I form a mental picture of the elegant label of the Château Corton Grancey that Cass and I always drank on our anniversary. The wine we first enjoyed on our honeymoon, served to us by the old man we picked up on the side of a country road who turned out to be the head of one of the oldest and finest wineries in France. I whisper, “Burgundy’s always a good investment. Especially a grand cru.”

There’s a short pause, then Coop says, “I never said it was from Burgundy.”

I look at him.

His eyes intense, he adds more quietly, “Or a grand cru.”

“He told me he’d been collecting,” I hear myself lie, knowing the truth is impossible.

After a long time wherein we simply gaze at each other, Coop looks down at his feet. “You’re right. He’s been sick. This is all just…evidence of that. And him askin’ me how he could remember someone he’d never met, and his obsession with the Buttercup, and him never speakin’ another word after his accident…that’s all part of his sickness too.”

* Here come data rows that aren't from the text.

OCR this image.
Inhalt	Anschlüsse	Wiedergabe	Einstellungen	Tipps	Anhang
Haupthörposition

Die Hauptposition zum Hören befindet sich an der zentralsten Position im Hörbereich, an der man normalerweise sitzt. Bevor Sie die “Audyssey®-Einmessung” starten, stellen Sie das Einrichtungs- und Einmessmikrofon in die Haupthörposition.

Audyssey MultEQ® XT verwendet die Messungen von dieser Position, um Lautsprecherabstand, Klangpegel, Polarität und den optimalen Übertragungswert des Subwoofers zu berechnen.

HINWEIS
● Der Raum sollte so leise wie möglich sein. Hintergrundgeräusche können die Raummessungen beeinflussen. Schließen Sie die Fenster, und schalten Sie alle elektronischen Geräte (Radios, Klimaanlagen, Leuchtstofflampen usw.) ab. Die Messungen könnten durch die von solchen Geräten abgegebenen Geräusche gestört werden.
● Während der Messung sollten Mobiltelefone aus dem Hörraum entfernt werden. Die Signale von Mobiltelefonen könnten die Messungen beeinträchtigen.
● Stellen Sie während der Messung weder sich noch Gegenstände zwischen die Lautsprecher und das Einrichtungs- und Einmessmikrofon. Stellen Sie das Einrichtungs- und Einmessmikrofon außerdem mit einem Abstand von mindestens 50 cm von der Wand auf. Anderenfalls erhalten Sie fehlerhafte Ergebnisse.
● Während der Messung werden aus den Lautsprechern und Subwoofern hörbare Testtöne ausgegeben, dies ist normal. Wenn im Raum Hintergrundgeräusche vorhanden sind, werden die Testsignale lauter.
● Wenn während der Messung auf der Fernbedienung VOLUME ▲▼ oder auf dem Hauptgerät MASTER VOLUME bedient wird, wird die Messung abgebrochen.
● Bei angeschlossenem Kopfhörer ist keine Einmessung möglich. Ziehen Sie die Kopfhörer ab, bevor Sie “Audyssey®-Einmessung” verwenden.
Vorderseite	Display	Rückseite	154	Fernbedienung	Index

He glances at my wedding band, then once again meets my eyes. “Right?”

There’s a moment, one brief moment where I consider telling him and letting the chips fall where they may. But the moment passes when I decide this thing is so unbelievable, the weight of trying to understand it has almost broken Theo and me—it would be wrong to burden Coop with the knowledge of it too.

Some mysteries are meant to live in the dark, quiet places of our hearts, kept safe and sacred.

“You’re a good friend, Coop. And a good man. And now I have to go, because I need to be there when he wakes up.”

I hug him hard, then scramble down the ladder and run to my car, my spirit soaring and my heart on fire, adrenaline pumping through my veins. I tear out of the driveway so fast, a spray of gravel spits out from the tires.

I have to get to that hospital as soon as I can.

I need to be there when my midnight valentine comes back to me.